AV block II or III degree
Serum digoxin level > 2.0 ng/ml
Hypokalaemia
Inadequate clinical response

Adverse effects:

  • Very common (> 10 %)
    • Fatigue (asthenia)
    • Nausea and vomiting
    • Loss of appetite (anorexia)
    • Bradycardia (< 50/min.)
  • Common (1–10 %)
    • Ventricular arrhythmias (ventricular extrasystoles, bigeminy, trigeminy, ventricular tachycardia [VT], bidirectional VT, R-on-T phenomenon)
    • Visual disturbances (blurred vision, yellow or green vision – xanthopsia)
    • Skin rash (maculopapular, bullous, etc.)
    • Headache
    • Anxiety, confusion, depression, hallucinations
    • AV block (II and III degree)
    • Diarrhoea
    • Thrombocytopenia
    • Atrial tachycardia
  • Uncommon (< 1 %)
    • Intestinal necrosis (haemorrhagic)
    • Mesenteric ischaemia
    • Delirium
    • Lethargy
    • Gynaecomastia

Digoxin and beta-blockers are used for ventricular rate control in AF (not for maintenance of sinus rhythm).

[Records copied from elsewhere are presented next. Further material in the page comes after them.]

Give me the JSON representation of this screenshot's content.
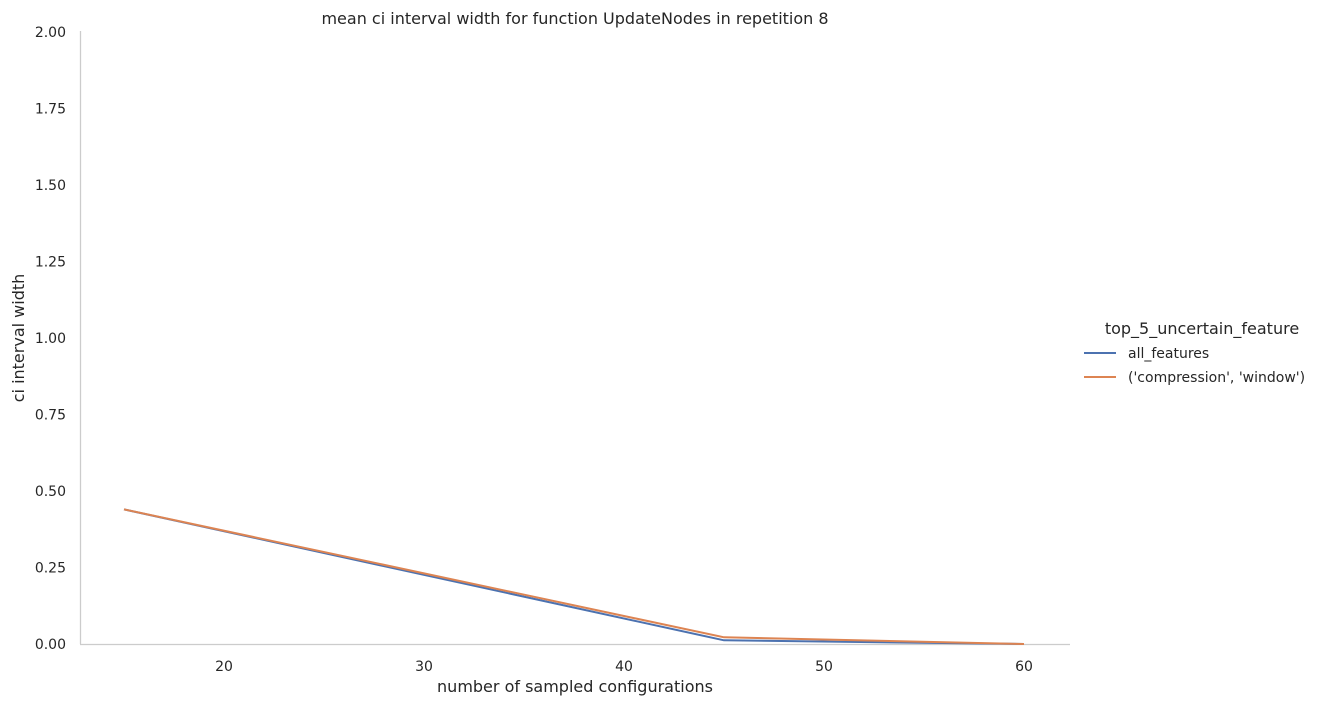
{
  "chart_data": {
    "type": "line",
    "title": "mean ci interval width for function UpdateNodes in repetition 8",
    "xlabel": "number of sampled configurations",
    "ylabel": "ci interval width",
    "xlim": [
      12.8,
      62.3
    ],
    "ylim": [
      0,
      2
    ],
    "xticks": [
      "20",
      "30",
      "40",
      "50",
      "60"
    ],
    "yticks": [
      "0.00",
      "0.25",
      "0.50",
      "0.75",
      "1.00",
      "1.25",
      "1.50",
      "1.75",
      "2.00"
    ],
    "grid": false,
    "legend": {
      "title": "top_5_uncertain_feature",
      "placement": "right"
    },
    "series": [
      {
        "name": "all_features",
        "color": "#4c72b0",
        "x": [
          15,
          45,
          60
        ],
        "y": [
          0.44,
          0.012,
          0.0
        ]
      },
      {
        "name": "('compression', 'window')",
        "color": "#dd8452",
        "x": [
          15,
          45,
          60
        ],
        "y": [
          0.44,
          0.022,
          0.0
        ]
      }
    ]
  }
}
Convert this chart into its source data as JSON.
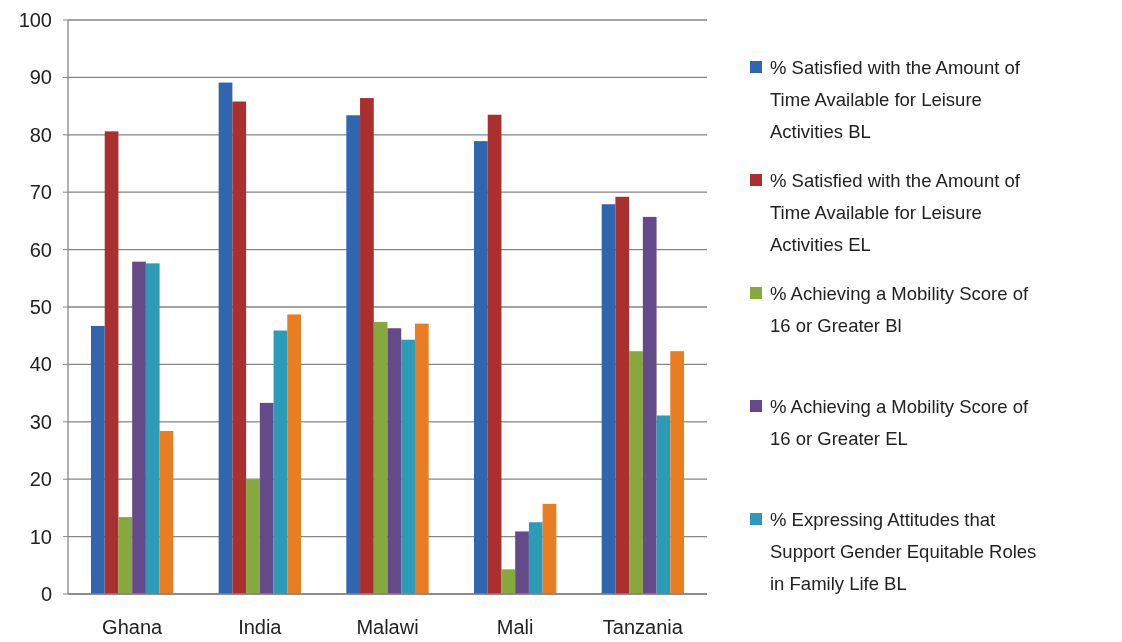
{
  "chart_data": {
    "type": "bar",
    "categories": [
      "Ghana",
      "India",
      "Malawi",
      "Mali",
      "Tanzania"
    ],
    "series": [
      {
        "name": "% Satisfied with the Amount of Time Available for Leisure Activities BL",
        "color": "#3066b0",
        "values": [
          46.7,
          89.1,
          83.4,
          78.9,
          67.9
        ]
      },
      {
        "name": "% Satisfied with the Amount of Time Available for Leisure Activities EL",
        "color": "#a9302e",
        "values": [
          80.6,
          85.8,
          86.4,
          83.5,
          69.2
        ]
      },
      {
        "name": "% Achieving a Mobility Score of 16 or Greater Bl",
        "color": "#86a83c",
        "values": [
          13.4,
          20.0,
          47.4,
          4.3,
          42.3
        ]
      },
      {
        "name": "% Achieving a Mobility Score of 16 or Greater EL",
        "color": "#654a8a",
        "values": [
          57.9,
          33.3,
          46.3,
          10.9,
          65.7
        ]
      },
      {
        "name": "% Expressing Attitudes that Support Gender Equitable Roles in Family Life BL",
        "color": "#2d9bb8",
        "values": [
          57.6,
          45.9,
          44.3,
          12.5,
          31.1
        ]
      },
      {
        "color": "#e87d22",
        "values": [
          28.4,
          48.7,
          47.1,
          15.7,
          42.3
        ]
      }
    ],
    "ylim": [
      0,
      100
    ],
    "yticks": [
      0,
      10,
      20,
      30,
      40,
      50,
      60,
      70,
      80,
      90,
      100
    ],
    "grid": "y",
    "legend": "right"
  }
}
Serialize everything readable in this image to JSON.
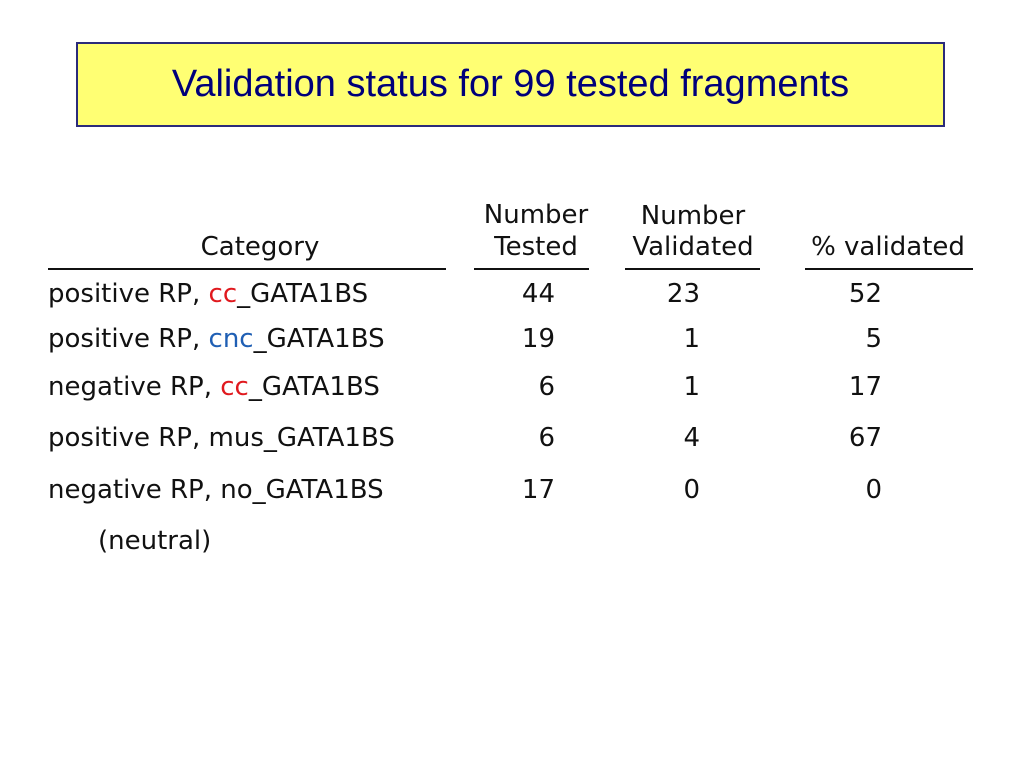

Digoxin vs. beta-blockers in atrial fibrillation (AF)
Characteristic Digoxin Beta-blockers
Preferred patients Sedentary patients with ejection fraction < 40 % Most patients – especially with coronary artery disease and chronic stress
Effect Slows rate mainly at rest Slow rate at rest and during exertion
Use Often as add-on therapy to beta-blockers or non-DHP calcium channel blockers First-line drug for rate control
Limitations Limited effect during exertion, risk of toxicity Caution in bradycardia, asthma/COPD, hypotension
Adverse effects Nausea, vomiting, arrhythmias (AV block, ventricular tachyarrhythmias), visual disturbances (xanthopsia) Bradycardia, hypotension, fatigue, bronchospasm, worsening HF in decompensated patients

CAD – coronary artery disease, BB – beta-blockers, non-DHP CCB – non-dihydropyridine calcium channel blockers



Guideline algorithm for acute rate control in newly diagnosed atrial fibrillation with treatment selection based on ejection fraction and contraindication to AV nodal blockers in pre-excitation.


Guideline algorithm for long-term rate control in atrial fibrillation with pharmacotherapy selection based on left ventricular ejection fraction and indication for pace-and-ablate strategy.

These guidelines are unofficial and do not represent formal guidelines issued by any professional cardiology society. They are intended for educational and informational purposes only.